Affordability crisis reflects post-2008 centrally managed finance, not market capitalism

Conviction: 72% · Horizon: 10Y · 2026-07-09
Households are paying the bill for backstopped markets and selective bailouts

When authorities create liquidity, suppress rates, and rescue large financial institutions to avoid systemic breaks, rents, food, tuition, and insurance costs rise for wage earners while asset owners and intermediaries retain access to cheap capital. Failure is asymmetric—households face foreclosure after missed payments while distressed funds gain new lending facilities.

Instrument Side Target Reason
GLD Long We believe recurring money creation and financial rescues dilute real purchasing power over long horizons, making non-sovereign monetary stores of value comparatively attractive versus wages and cash balances.
Fed and Treasury architecture increasingly functions as a permanent bailout machine for Wall Street

The system sets the price of money, props the Treasury market, backstops deposits and credit spreads, and extends emergency lending to institutions deemed systemically important.
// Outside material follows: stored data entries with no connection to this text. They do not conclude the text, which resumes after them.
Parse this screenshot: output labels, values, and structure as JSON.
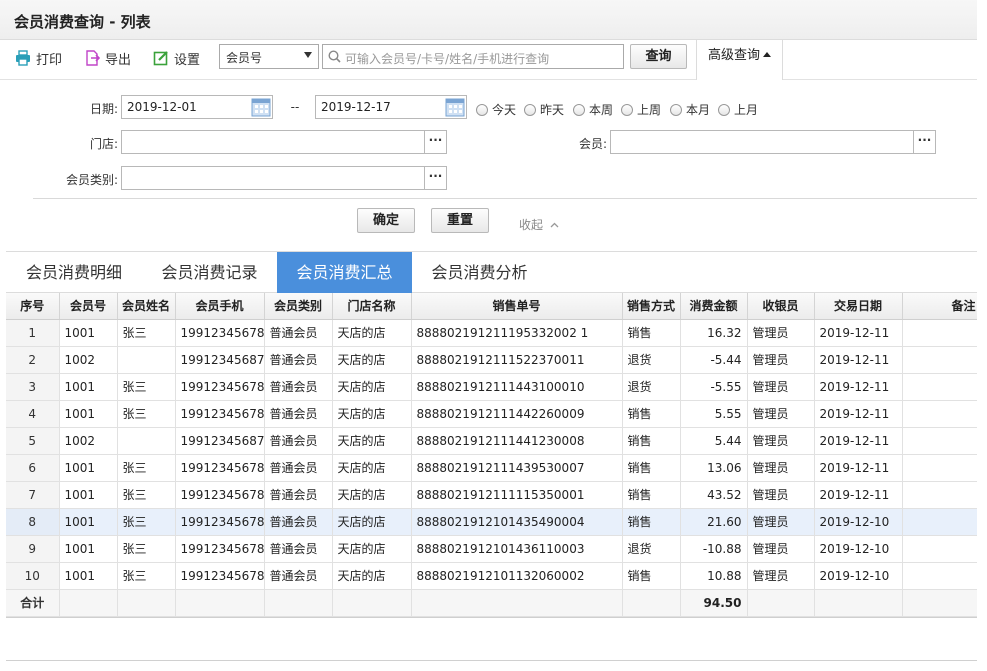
{
  "page": {
    "title": "会员消费查询 - 列表"
  },
  "toolbar": {
    "print_label": "打印",
    "export_label": "导出",
    "settings_label": "设置",
    "field_select_value": "会员号",
    "search_placeholder": "可输入会员号/卡号/姓名/手机进行查询",
    "query_label": "查询",
    "advanced_label": "高级查询"
  },
  "filters": {
    "date_label": "日期:",
    "date_from": "2019-12-01",
    "date_sep": "--",
    "date_to": "2019-12-17",
    "quick_ranges": [
      "今天",
      "昨天",
      "本周",
      "上周",
      "本月",
      "上月"
    ],
    "store_label": "门店:",
    "store_value": "",
    "member_label": "会员:",
    "member_value": "",
    "member_type_label": "会员类别:",
    "member_type_value": "",
    "confirm_label": "确定",
    "reset_label": "重置",
    "collapse_label": "收起"
  },
  "tabs": [
    {
      "label": "会员消费明细",
      "active": false
    },
    {
      "label": "会员消费记录",
      "active": false
    },
    {
      "label": "会员消费汇总",
      "active": true
    },
    {
      "label": "会员消费分析",
      "active": false
    }
  ],
  "table": {
    "columns": [
      "序号",
      "会员号",
      "会员姓名",
      "会员手机",
      "会员类别",
      "门店名称",
      "销售单号",
      "销售方式",
      "消费金额",
      "收银员",
      "交易日期",
      "备注"
    ],
    "rows": [
      [
        "1",
        "1001",
        "张三",
        "19912345678",
        "普通会员",
        "天店的店",
        "888802191211195332002 1",
        "销售",
        "16.32",
        "管理员",
        "2019-12-11",
        ""
      ],
      [
        "2",
        "1002",
        "",
        "19912345687",
        "普通会员",
        "天店的店",
        "8888021912111522370011",
        "退货",
        "-5.44",
        "管理员",
        "2019-12-11",
        ""
      ],
      [
        "3",
        "1001",
        "张三",
        "19912345678",
        "普通会员",
        "天店的店",
        "8888021912111443100010",
        "退货",
        "-5.55",
        "管理员",
        "2019-12-11",
        ""
      ],
      [
        "4",
        "1001",
        "张三",
        "19912345678",
        "普通会员",
        "天店的店",
        "8888021912111442260009",
        "销售",
        "5.55",
        "管理员",
        "2019-12-11",
        ""
      ],
      [
        "5",
        "1002",
        "",
        "19912345687",
        "普通会员",
        "天店的店",
        "8888021912111441230008",
        "销售",
        "5.44",
        "管理员",
        "2019-12-11",
        ""
      ],
      [
        "6",
        "1001",
        "张三",
        "19912345678",
        "普通会员",
        "天店的店",
        "8888021912111439530007",
        "销售",
        "13.06",
        "管理员",
        "2019-12-11",
        ""
      ],
      [
        "7",
        "1001",
        "张三",
        "19912345678",
        "普通会员",
        "天店的店",
        "8888021912111115350001",
        "销售",
        "43.52",
        "管理员",
        "2019-12-11",
        ""
      ],
      [
        "8",
        "1001",
        "张三",
        "19912345678",
        "普通会员",
        "天店的店",
        "8888021912101435490004",
        "销售",
        "21.60",
        "管理员",
        "2019-12-10",
        ""
      ],
      [
        "9",
        "1001",
        "张三",
        "19912345678",
        "普通会员",
        "天店的店",
        "8888021912101436110003",
        "退货",
        "-10.88",
        "管理员",
        "2019-12-10",
        ""
      ],
      [
        "10",
        "1001",
        "张三",
        "19912345678",
        "普通会员",
        "天店的店",
        "8888021912101132060002",
        "销售",
        "10.88",
        "管理员",
        "2019-12-10",
        ""
      ]
    ],
    "highlight_row": 8,
    "total_label": "合计",
    "total_amount": "94.50"
  },
  "colors": {
    "accent": "#4a8fdc",
    "row_highlight": "#e8f0fb"
  }
}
Recent wiring expands standing access to non-bank financial institutions, hedge funds, and private equity, entrenching intervention outside normal capitalist failure rules.
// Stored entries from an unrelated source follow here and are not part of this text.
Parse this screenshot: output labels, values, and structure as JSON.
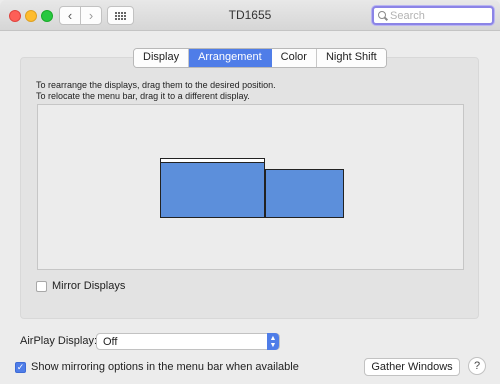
{
  "window": {
    "title": "TD1655"
  },
  "toolbar": {
    "back_icon": "chevron-left-icon",
    "forward_icon": "chevron-right-icon",
    "grid_icon": "grid-icon",
    "back_glyph": "‹",
    "forward_glyph": "›"
  },
  "search": {
    "placeholder": "Search",
    "value": ""
  },
  "tabs": [
    {
      "label": "Display",
      "active": false
    },
    {
      "label": "Arrangement",
      "active": true
    },
    {
      "label": "Color",
      "active": false
    },
    {
      "label": "Night Shift",
      "active": false
    }
  ],
  "arrangement": {
    "instruction_1": "To rearrange the displays, drag them to the desired position.",
    "instruction_2": "To relocate the menu bar, drag it to a different display."
  },
  "mirror": {
    "label": "Mirror Displays",
    "checked": false
  },
  "airplay": {
    "label": "AirPlay Display:",
    "selected": "Off"
  },
  "footer": {
    "show_mirroring_label": "Show mirroring options in the menu bar when available",
    "show_mirroring_checked": true,
    "check_glyph": "✓",
    "gather_label": "Gather Windows",
    "help_label": "?"
  },
  "colors": {
    "accent": "#4f7de8",
    "display_fill": "#5c8fdb",
    "search_focus": "#8b84e6"
  }
}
Survey pessimism targets financialized central planning, while small-business capitalism retains legitimacy

Majorities reporting an affordability crisis, national decline, and broken capitalism may be reacting to a quasi-planned debt-floor economy where government debt and asset markets are protected. Voluntary exchange and small enterprises remain intuitively trusted, separating sentiment on labels from sentiment on institutions that control currency and rescues.